O Estado de S. Paulo
Impressiona que alguém – vivendo no mundo real – ainda se surpreenda com o apoio popular à operação policial havida nos complexos da Penha e do Alemão. A maior aprovação vem do morador da favela. Complexo nomeia a consolidação de área tomada pelo crime organizado, uma faixa contínua de terra, que amarra e anula bairros e comunidades – para constituir cidade à parte, cidadela mesmo.

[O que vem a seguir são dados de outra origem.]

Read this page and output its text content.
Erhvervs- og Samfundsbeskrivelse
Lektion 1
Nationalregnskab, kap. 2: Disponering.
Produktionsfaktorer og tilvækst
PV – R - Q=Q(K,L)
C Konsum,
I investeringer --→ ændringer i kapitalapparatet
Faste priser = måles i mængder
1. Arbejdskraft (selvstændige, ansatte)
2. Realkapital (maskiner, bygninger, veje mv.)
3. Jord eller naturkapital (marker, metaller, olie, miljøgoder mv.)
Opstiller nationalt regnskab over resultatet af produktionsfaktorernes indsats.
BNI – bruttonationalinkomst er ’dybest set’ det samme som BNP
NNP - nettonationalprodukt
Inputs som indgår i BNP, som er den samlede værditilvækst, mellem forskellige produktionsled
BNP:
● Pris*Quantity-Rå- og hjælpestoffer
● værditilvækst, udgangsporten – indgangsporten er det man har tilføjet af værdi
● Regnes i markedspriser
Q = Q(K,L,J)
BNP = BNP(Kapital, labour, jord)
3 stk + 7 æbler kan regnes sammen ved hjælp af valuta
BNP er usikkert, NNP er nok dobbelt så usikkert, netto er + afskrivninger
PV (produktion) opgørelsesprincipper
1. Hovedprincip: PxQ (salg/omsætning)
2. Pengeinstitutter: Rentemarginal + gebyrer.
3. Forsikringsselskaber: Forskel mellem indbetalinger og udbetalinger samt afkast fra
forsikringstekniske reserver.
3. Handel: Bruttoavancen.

Habitam ali pessoas oprimidas, acostumadas à lei da tortura, que veem fuzis todos os dias; e que apenas querem viver como as gentes que moram no asfalto carioca, para quem a violência, grande possibilidade, é materialização eventual. Para o morador da favela, é o próprio endereço – é abrir a porta de casa. Ninguém suporta isso. Sentimento que será explorado eleitoralmente. Explorada eleitoralmente será a desonestidade intelectual de pregar que se possa reverter essa realidade sem dura intervenção armada.
Somente a intervenção armada não bastará,
mais ou menos incompetente o governador. Bizarro sendo que à óbvia centralidade
da questão “segurança pública” em 2026 não tenha equivalido a constituição
prioritária nacional de políticas estruturais para o tema. Qual o plano para a
ocupação – a das fronteiras – sem a qual terreno nenhum será recuperado? Estão
todos no fim dos mandatos. Governante nenhum tem ideia sobre o que fazer. Nem
Lula, nem Tarcísio de Freitas, nem Claudio Castro. Lula tem Lewandowski e, com
Lewandowski, quer acelerar... Sobram delírios. Sobram discursos. Sobram
improvisos. Sobram oportunidades. Não faltarão os oportunistas; talvez os
outsiders.
Sobram também as condições para que novas
operações, da mesma magnitude, tenham vez em breve. A legitimidade derivada do
apoio popular instiga o governante – eleição no horizonte próximo – a surfar a
onda.
A onda se apresenta para a direita – chance,
neste pós-Bolsonaro, de superar Bolsonaro e a bandeira despolitizadora da
anistia. Daí vem o tal “Consórcio da Paz” – o próprio enterro de Jair.
O governo do Rio – por cuja porta da frente
saiu o traficante Abelha – atribui o crescimento do Comando Vermelho aos
efeitos da ADPF das Favelas. Esse é o texto. Joga a responsabilidade para o
Supremo. Não é certo afirmar que as gestões do STF tenham impedido a ocorrência
de operações policiais. Certo sendo que as limitaram; e que representaram
interferência em prerrogativas do Executivo estadual. Certíssimo sendo que os
argumentos de Castro ficam fortalecidos ante a constatação de que Alemão e
Penha se tornaram mesmo abrigo para bandidos de outros Estados.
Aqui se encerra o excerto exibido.